Mais comment était-il possible qu’une personne issue du Monde des Rêves sache ce qui se passait dans l’autre monde, d’autant que lorsque Roland n’y venait pas, le temps s’arrêtait ?
Et si tel était le cas, où étaient-ils supposés se rencontrer le moment venu ?
Dieu seul savait où se trouvait ce fameux Café de la Rose.
« Pourquoi ne pas simplement se retrouver dans l’immeuble ou dans un lieu public ? »
Roland en était là de ses réflexions lorsque deux hommes d’affaires d’âge moyen passèrent devant lui.
– « J’ai entendu dire que vous allez construire un nouveau parcours de golf ? »
– « J’y ai mis beaucoup d’argent, mais j’ai enfin reçu l’autorisation. Jouez-vous au golf, M. Gao ? »
– « Parfois. Je ne suis pas un grand sportif, mais le maître que vous avez récemment embauché m’intéresse davantage. Quelqu’un m’a dit que vous veniez de débourser trois millions de dollars ? »
– « Il le fallait si je voulais mettre la chance de mon côté et vous savez à quel point nous en avons besoin. Je pourrai gagner davantage et j’ai entendu dire que les noms donnés par ce maître rapportaient toujours d’énormes profits. »

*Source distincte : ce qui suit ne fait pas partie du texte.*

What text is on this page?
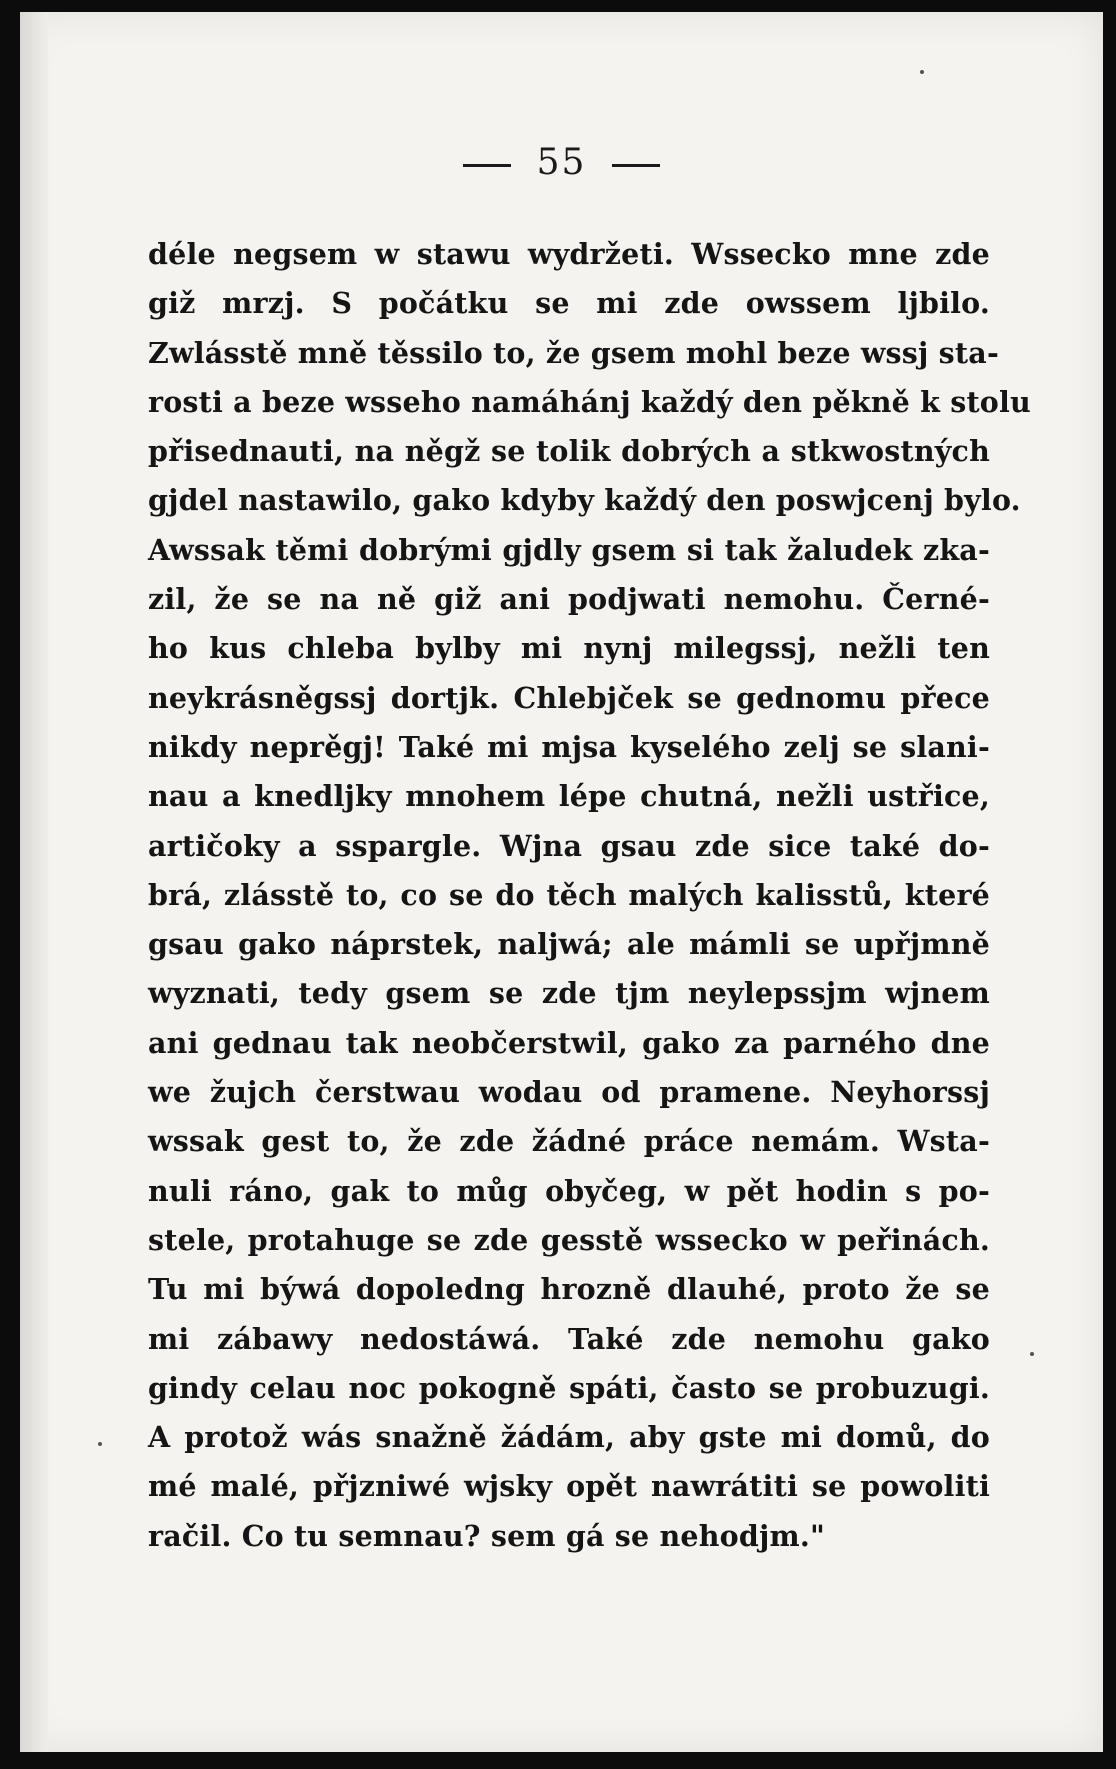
55
déle negsem w stawu wydržeti. Wssecko mne zde
giž mrzj. S počátku se mi zde owssem ljbilo.
Zwlásstě mně těssilo to, že gsem mohl beze wssj sta-
rosti a beze wsseho namáhánj každý den pěkně k stolu
přisednauti, na něgž se tolik dobrých a stkwostných
gjdel nastawilo, gako kdyby každý den poswjcenj bylo.
Awssak těmi dobrými gjdly gsem si tak žaludek zka-
zil, že se na ně giž ani podjwati nemohu. Černé-
ho kus chleba bylby mi nynj milegssj, nežli ten
neykrásněgssj dortjk. Chlebjček se gednomu přece
nikdy neprěgj! Také mi mjsa kyselého zelj se slani-
nau a knedljky mnohem lépe chutná, nežli ustřice,
artičoky a sspargle. Wjna gsau zde sice také do-
brá, zlásstě to, co se do těch malých kalisstů, které
gsau gako náprstek, naljwá; ale mámli se upřjmně
wyznati, tedy gsem se zde tjm neylepssjm wjnem
ani gednau tak neobčerstwil, gako za parného dne
we žujch čerstwau wodau od pramene. Neyhorssj
wssak gest to, že zde žádné práce nemám. Wsta-
nuli ráno, gak to můg obyčeg, w pět hodin s po-
stele, protahuge se zde gesstě wssecko w peřinách.
Tu mi býwá dopoledng hrozně dlauhé, proto že se
mi zábawy nedostáwá. Také zde nemohu gako
gindy celau noc pokogně spáti, často se probuzugi.
A protož wás snažně žádám, aby gste mi domů, do
mé malé, přjzniwé wjsky opět nawrátiti se powoliti
račil. Co tu semnau? sem gá se nehodjm."
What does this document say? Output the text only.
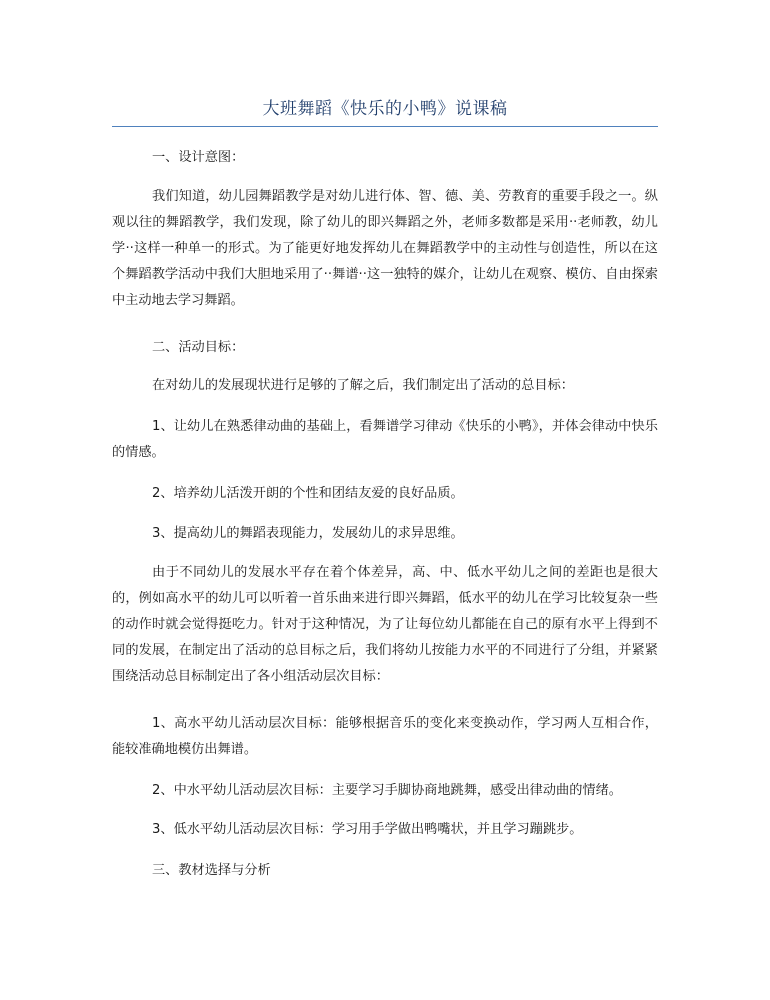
大班舞蹈《快乐的小鸭》说课稿

一、设计意图：

我们知道，幼儿园舞蹈教学是对幼儿进行体、智、德、美、劳教育的重要手段之一。纵观以往的舞蹈教学，我们发现，除了幼儿的即兴舞蹈之外，老师多数都是采用··老师教，幼儿学··这样一种单一的形式。为了能更好地发挥幼儿在舞蹈教学中的主动性与创造性，所以在这个舞蹈教学活动中我们大胆地采用了··舞谱··这一独特的媒介，让幼儿在观察、模仿、自由探索中主动地去学习舞蹈。

二、活动目标：

在对幼儿的发展现状进行足够的了解之后，我们制定出了活动的总目标：

1、让幼儿在熟悉律动曲的基础上，看舞谱学习律动《快乐的小鸭》，并体会律动中快乐的情感。

2、培养幼儿活泼开朗的个性和团结友爱的良好品质。

3、提高幼儿的舞蹈表现能力，发展幼儿的求异思维。

由于不同幼儿的发展水平存在着个体差异，高、中、低水平幼儿之间的差距也是很大的，例如高水平的幼儿可以听着一首乐曲来进行即兴舞蹈，低水平的幼儿在学习比较复杂一些的动作时就会觉得挺吃力。针对于这种情况，为了让每位幼儿都能在自己的原有水平上得到不同的发展，在制定出了活动的总目标之后，我们将幼儿按能力水平的不同进行了分组，并紧紧围绕活动总目标制定出了各小组活动层次目标：

1、高水平幼儿活动层次目标：能够根据音乐的变化来变换动作，学习两人互相合作，能较准确地模仿出舞谱。

2、中水平幼儿活动层次目标：主要学习手脚协商地跳舞，感受出律动曲的情绪。

3、低水平幼儿活动层次目标：学习用手学做出鸭嘴状，并且学习蹦跳步。

三、教材选择与分析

– « Et que vous a-t-il conseillé ? »
– « Le Pré Vert. C’est juste en face du Projet Vert du Groupe du Trèfle. »
– « Haha, quelle heureuse coïncidence! »
Roland s’immobilisa, intrigué, mais n’entendit pas le reste de leur conversation.
« Mais j’y pense! J’ai demandé aux sorcières de chercher le Café de la Rose : je peux très bien en ouvrir un et lui donner ce nom! »
Si cette personne voulait vraiment lui parler, elle n’aurait pas dû choisir un endroit dont Roland n’avait jamais entendu parler. Par ailleurs, si elle était capable de lui passer un message par le biais de son champagne, elle saurait certainement où trouver le café de Roland.
Il avait déjà loué l’étage de l’entrepôt : il ne lui restait plus qu’à y ajouter les deux salles adjacentes et il pourrait ouvrir son café. Il aurait même la possibilité d’en faire une seule et grande salle, d’y installer des tables, des chaises, un comptoir et de lui attribuer le numéro 302!
Les sorcières de Taquila pourraient y être à la fois serveuses et clientes.
Roland fit une rapide évaluation des fonds dont il disposait : sa décision était prise.
Le jeune homme parti, Fei Yuhan s’empara de la coupe qu’il avait laissée.
Elle avait vu que ce nouveau chasseur repousser cette coupe avec horreur et la reprendre ensuite comme si ce n’était plus une coupe de champagne mais un morceau de charbon ardent. Pendant une fraction de seconde, Roland avait même eu l’air paniqué.
Qu’est-ce qui, dans ce verre de vin, avait bien pu émouvoir à ce point un chasseur agréé qui ne craignait pas la mort ?
Peut-être était-ce le fruit de son imagination mais Fei Yuhan s’aperçut que la coupe était fêlée, signe que Roland avait perdu le contrôle. Or seuls les Martialistes nouvellement éveillés pouvaient commettre une telle erreur.
Ce que ce jeune homme avait vu devait être quelque chose d’extraordinaire.
Fei Yuhan renifla le bord du verre mais ne détecta aucune odeur notable. Roland n’ayant pas touché au champagne, sa réaction n’avait donc rien à voir avec le breuvage en lui-même.
Elle but le contenu de la coupe, ce qui confirma sa théorie : c’était du champagne tout à fait ordinaire.
Elle était davantage intriguée par la réaction de Roland, visiblement authentique, que par la conversation ridicule qu’elle avait surprise entre lui et les trois jeunes filles à propos d’un Roi des deux mondes ou encore de ministres.
Quelque chose avait dû se produire.
Fei Yuhan reposa le verre et porta son regard brûlant de curiosité vers l’entrée de la salle.